Building a Legacy with Insurance

Picture a high school teacher in Ikuu Boys with a love for teaching and a low profile tea farmer to sustain a young household. A typical Kenyan father of three David did not harness any millions in his account though he wished to provide for his children a figure that was above Ksh 40 million. In what ways was this goal possible for him, and more importantly, how was he able, despite leading an apparently normal life? That was not the secret of the lottery win—it was life insurance. Curious how he did it? I’d like to introduce you to this wonderful man Let’s go through more details of his life.
Investments are associated with buying real estates or stocks but none can be more valuable than life insurance investment. You make a small commitment of paying a small monthly contribution to be shielded from financial loss to pay millions in education, debts, or lives. In contrast to the risky business both in investment and payment, life insurance has definite amounts paid in and assured earnings in return. What about investing your family’s future, is it not the best investment anyone could
make?
For instance, David shows us how life insurance builds a legacy from modest recurring premiums. Life insurance was the decision that, at the age of 37, David was able to make to provide for his family. He paid Ksh 27,000 monthly for 23 years.
Here’s the math:
– Total premiums paid: 27,000 × 12 months × 23years = Ksh 7.45 Million.

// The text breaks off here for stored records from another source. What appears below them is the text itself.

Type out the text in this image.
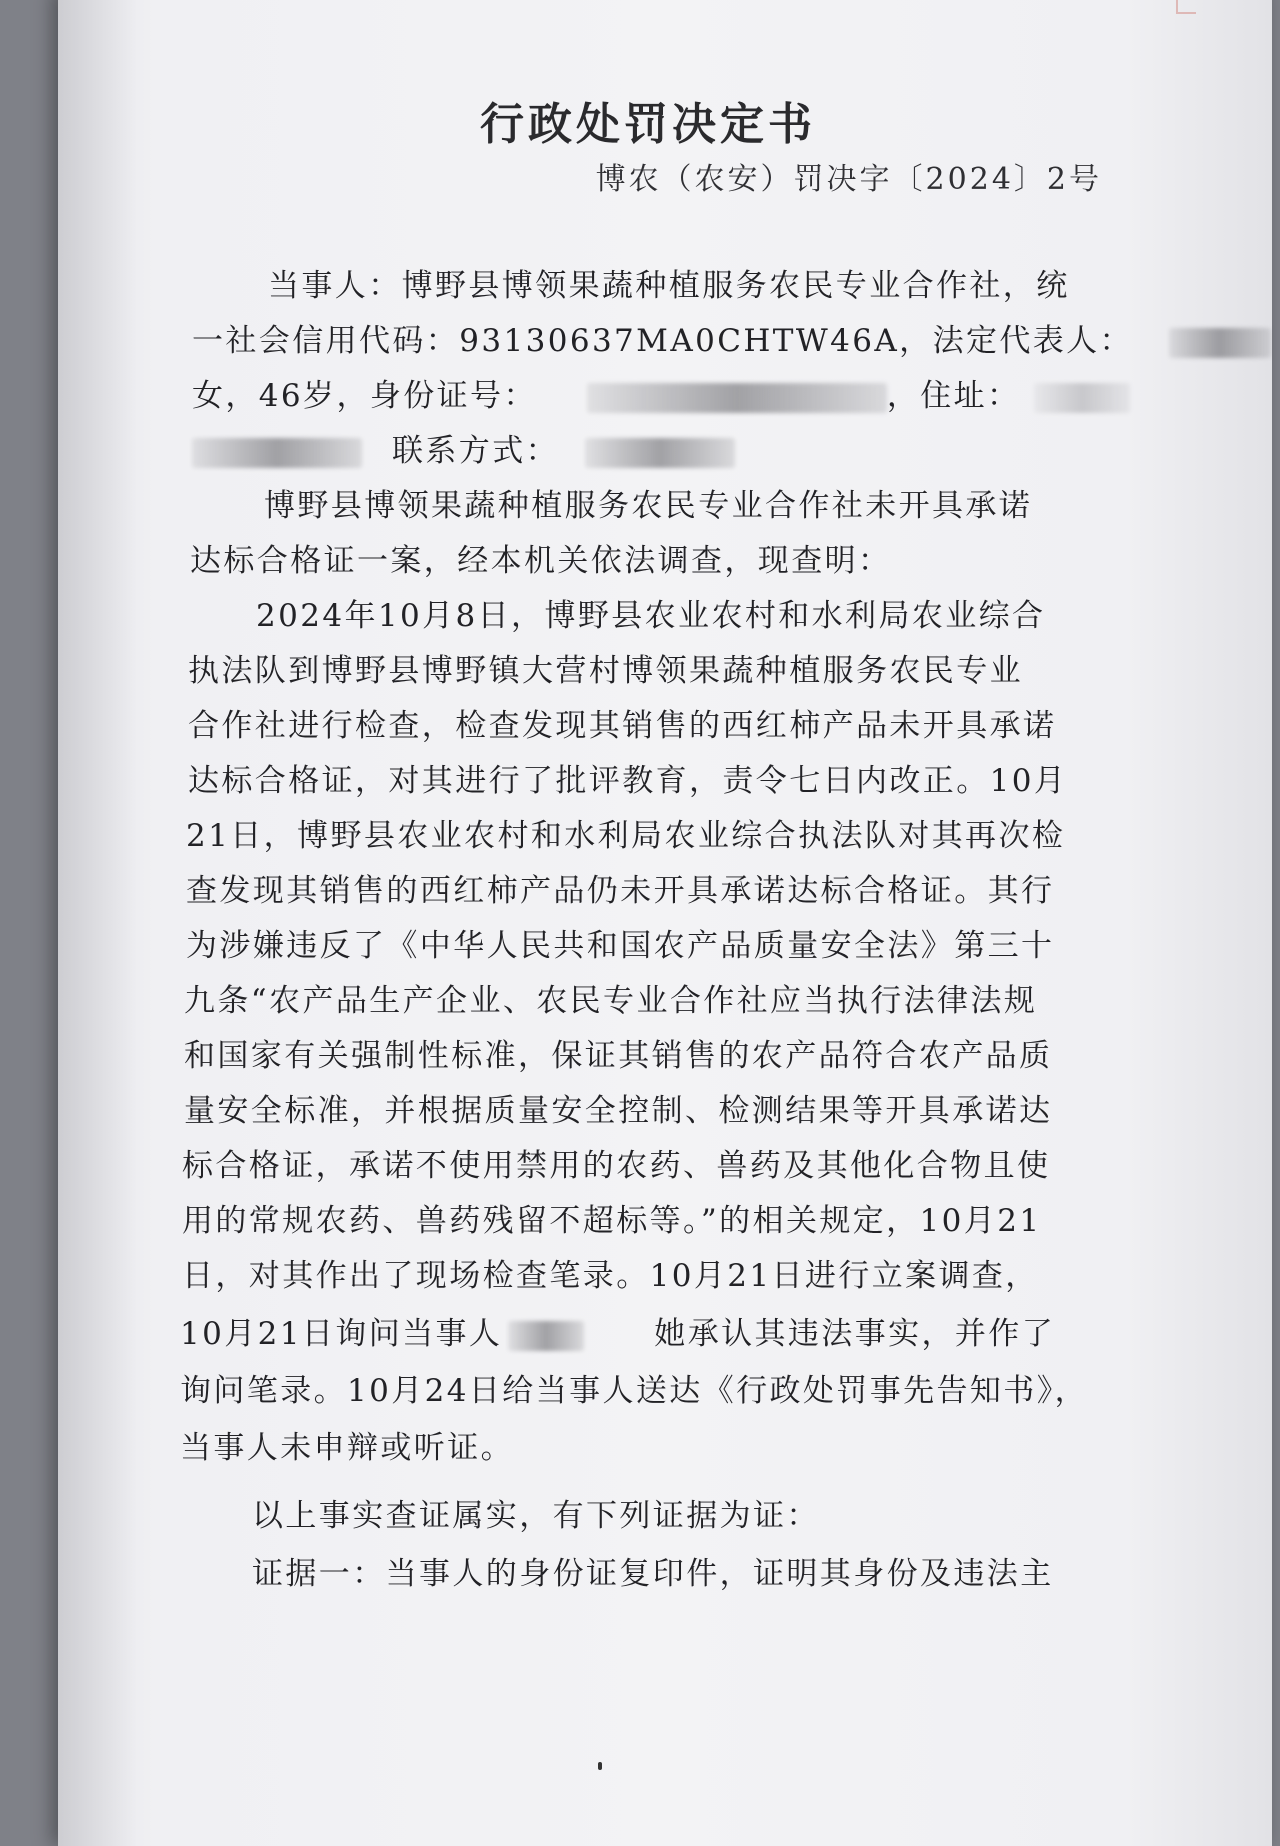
行政处罚决定书
博农（农安）罚决字〔2024〕2号
当事人：博野县博领果蔬种植服务农民专业合作社，统
一社会信用代码：93130637MA0CHTW46A，法定代表人：
女，46岁，身份证号：	，住址：
联系方式：
博野县博领果蔬种植服务农民专业合作社未开具承诺
达标合格证一案，经本机关依法调查，现查明：
2024年10月8日，博野县农业农村和水利局农业综合
执法队到博野县博野镇大营村博领果蔬种植服务农民专业
合作社进行检查，检查发现其销售的西红柿产品未开具承诺
达标合格证，对其进行了批评教育，责令七日内改正。10月
21日，博野县农业农村和水利局农业综合执法队对其再次检
查发现其销售的西红柿产品仍未开具承诺达标合格证。其行
为涉嫌违反了《中华人民共和国农产品质量安全法》第三十
九条“农产品生产企业、农民专业合作社应当执行法律法规
和国家有关强制性标准，保证其销售的农产品符合农产品质
量安全标准，并根据质量安全控制、检测结果等开具承诺达
标合格证，承诺不使用禁用的农药、兽药及其他化合物且使
用的常规农药、兽药残留不超标等。”的相关规定，10月21
日，对其作出了现场检查笔录。10月21日进行立案调查，
10月21日询问当事人	她承认其违法事实，并作了
询问笔录。10月24日给当事人送达《行政处罚事先告知书》，
当事人未申辩或听证。
以上事实查证属实，有下列证据为证：
证据一：当事人的身份证复印件，证明其身份及违法主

Even if he paid this amount, his policy had a promise to pay Ksh 40 million to his beneficiaries in the event of his premature demise in the term.
This is made achievable by how life insurance operates. Money collected from many policyholders is pooled and the funds invested so that it grows. Programs such as that of David – most probably a term insurance plan – are made to offer as much protection as possible for fairly small premiums.